AstraZeneca was just one of several drugs companies subject to "unannounced inspections" by European and national regulators on 30 November.

The European Commission stressed that the raids were only a preliminary step in its investigations, and were not indications of guilt. But it said that its concerns, if born out, would constitute a violation of Europe's anti-trust rules which prohibit restrictive business practices.

The watchdog "has reason to believe" that the companies concerned "may have acted individually or jointly, notably to delay generic entry for a particular medicine", the Commission said in a statement yesterday.

European Union Competition Commissioner Joaquin Almunia backed up the commission's move in a speech in Brussels. "We have the responsibility to ensure that consumers are not charged unjustified bills for their medical needs," Mr Almunia said. "I will continue to enforce with determination competition rules in the pharmaceutical sector."

The competition authority's latest raids are part of a long-running European investigation into patent settlements in the drug industry.

Launching a series of investigations last January, the commission expressed concern that consumers' access to lower-priced medicines was being delayed or blocked "where an originator company pays of a generic competitor in return for delayed market entry of a generic drug".

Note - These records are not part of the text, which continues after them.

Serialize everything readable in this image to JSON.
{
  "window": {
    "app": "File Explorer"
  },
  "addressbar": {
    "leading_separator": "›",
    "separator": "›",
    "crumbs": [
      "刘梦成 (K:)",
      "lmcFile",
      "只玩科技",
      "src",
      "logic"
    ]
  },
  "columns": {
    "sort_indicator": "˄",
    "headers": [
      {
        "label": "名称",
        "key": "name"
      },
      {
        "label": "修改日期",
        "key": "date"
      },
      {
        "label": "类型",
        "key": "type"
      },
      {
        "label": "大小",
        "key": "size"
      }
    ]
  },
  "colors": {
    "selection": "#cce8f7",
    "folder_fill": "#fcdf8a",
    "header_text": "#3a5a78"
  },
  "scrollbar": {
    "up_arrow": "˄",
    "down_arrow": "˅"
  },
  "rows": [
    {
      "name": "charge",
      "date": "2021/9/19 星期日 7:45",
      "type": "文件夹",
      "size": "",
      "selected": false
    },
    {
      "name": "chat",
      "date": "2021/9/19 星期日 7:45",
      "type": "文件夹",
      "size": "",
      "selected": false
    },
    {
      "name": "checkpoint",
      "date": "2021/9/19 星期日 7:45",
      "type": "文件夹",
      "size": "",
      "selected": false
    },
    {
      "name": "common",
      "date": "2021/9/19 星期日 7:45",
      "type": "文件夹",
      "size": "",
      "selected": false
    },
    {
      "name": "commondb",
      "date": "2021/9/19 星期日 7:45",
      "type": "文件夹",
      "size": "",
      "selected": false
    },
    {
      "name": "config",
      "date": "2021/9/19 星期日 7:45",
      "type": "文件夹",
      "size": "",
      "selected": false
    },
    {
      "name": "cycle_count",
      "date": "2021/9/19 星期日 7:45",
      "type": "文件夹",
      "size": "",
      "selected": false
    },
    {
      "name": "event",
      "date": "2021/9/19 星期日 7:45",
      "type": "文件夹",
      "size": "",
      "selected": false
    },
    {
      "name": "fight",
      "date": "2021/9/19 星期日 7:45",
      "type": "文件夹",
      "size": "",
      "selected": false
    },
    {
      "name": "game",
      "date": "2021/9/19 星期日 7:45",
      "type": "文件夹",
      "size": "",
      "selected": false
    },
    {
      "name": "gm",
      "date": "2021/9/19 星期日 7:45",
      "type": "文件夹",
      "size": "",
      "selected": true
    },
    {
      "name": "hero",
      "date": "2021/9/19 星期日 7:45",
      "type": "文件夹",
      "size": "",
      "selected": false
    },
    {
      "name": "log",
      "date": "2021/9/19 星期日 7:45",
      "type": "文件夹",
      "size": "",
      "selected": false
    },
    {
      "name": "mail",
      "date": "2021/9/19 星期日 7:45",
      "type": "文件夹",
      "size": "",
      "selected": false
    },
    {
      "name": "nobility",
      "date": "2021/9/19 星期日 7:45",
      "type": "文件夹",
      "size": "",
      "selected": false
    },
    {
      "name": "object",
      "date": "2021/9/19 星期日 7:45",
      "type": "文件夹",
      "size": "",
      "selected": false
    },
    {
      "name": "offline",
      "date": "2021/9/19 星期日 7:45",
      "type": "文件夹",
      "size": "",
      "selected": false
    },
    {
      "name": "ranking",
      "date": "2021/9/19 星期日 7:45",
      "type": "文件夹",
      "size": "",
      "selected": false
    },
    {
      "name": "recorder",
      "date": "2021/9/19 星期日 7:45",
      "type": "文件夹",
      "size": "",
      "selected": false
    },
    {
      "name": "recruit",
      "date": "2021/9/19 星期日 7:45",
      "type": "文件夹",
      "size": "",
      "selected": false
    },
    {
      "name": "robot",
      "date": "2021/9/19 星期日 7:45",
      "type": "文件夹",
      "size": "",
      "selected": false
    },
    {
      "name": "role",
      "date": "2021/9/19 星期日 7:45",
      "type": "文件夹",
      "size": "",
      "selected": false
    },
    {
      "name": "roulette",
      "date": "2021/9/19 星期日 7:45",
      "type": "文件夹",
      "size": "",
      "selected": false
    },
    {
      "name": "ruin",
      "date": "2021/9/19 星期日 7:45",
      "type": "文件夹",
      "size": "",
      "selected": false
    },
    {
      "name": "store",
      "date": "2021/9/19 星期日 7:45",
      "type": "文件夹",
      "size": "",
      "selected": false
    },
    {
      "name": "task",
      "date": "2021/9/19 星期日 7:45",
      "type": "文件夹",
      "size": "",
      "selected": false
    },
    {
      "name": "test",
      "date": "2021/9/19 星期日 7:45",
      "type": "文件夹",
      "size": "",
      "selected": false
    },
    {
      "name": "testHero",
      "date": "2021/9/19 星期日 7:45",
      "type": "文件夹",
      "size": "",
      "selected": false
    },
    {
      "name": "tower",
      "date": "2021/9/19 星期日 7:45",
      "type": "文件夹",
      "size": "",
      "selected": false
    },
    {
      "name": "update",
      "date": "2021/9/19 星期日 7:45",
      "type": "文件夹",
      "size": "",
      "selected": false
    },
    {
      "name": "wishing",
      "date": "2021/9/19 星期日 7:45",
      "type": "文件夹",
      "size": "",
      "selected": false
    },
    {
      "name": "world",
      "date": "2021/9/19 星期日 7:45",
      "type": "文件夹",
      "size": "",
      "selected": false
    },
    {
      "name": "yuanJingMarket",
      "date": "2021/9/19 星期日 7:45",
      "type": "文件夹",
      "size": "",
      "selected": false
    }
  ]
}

Full patent protection does not run out until 2014 on Nexium – which was AstraZeneca's top-selling drug last year, grossing $5bn (£3.2bn) in worldwide sales. But "data exclusivity" expired in March – allowing rival drug companies to rely on AstraZeneca's research when filing for a licence to produce a generic copy of the drug (and take their chances with regards to the originator's intellectual property).

A number of companies in Germany and Spain have produced generic versions of esomeprazole in recent months. In Germany, AstraZeneca has sought injunctions against them, and the company is also defending against claims in other EU countries that the Nexium patents are invalid.

The raids this week are not AstraZeneca's first brush with Europe's anti-trust authorities. It has previously come under commission scrutiny for blocking or delaying market access to generic versions of its drugs and, in 2005, was ruled in breach of EU rules with regards to a similar drug called Losec and fined €60m (£51m).

Robert Vidal, at European law firm Taylor Wessing, said yesterday: "It is striking that the commission has chosen to initiate a new investigation and inflict more pain on the same company over a similar drug. The commission is confident that the law relating to 'market abuse' cases is on its side and it may be trying to make an example of companies like AstraZeneca in order to deter other companies from implementing similar practices."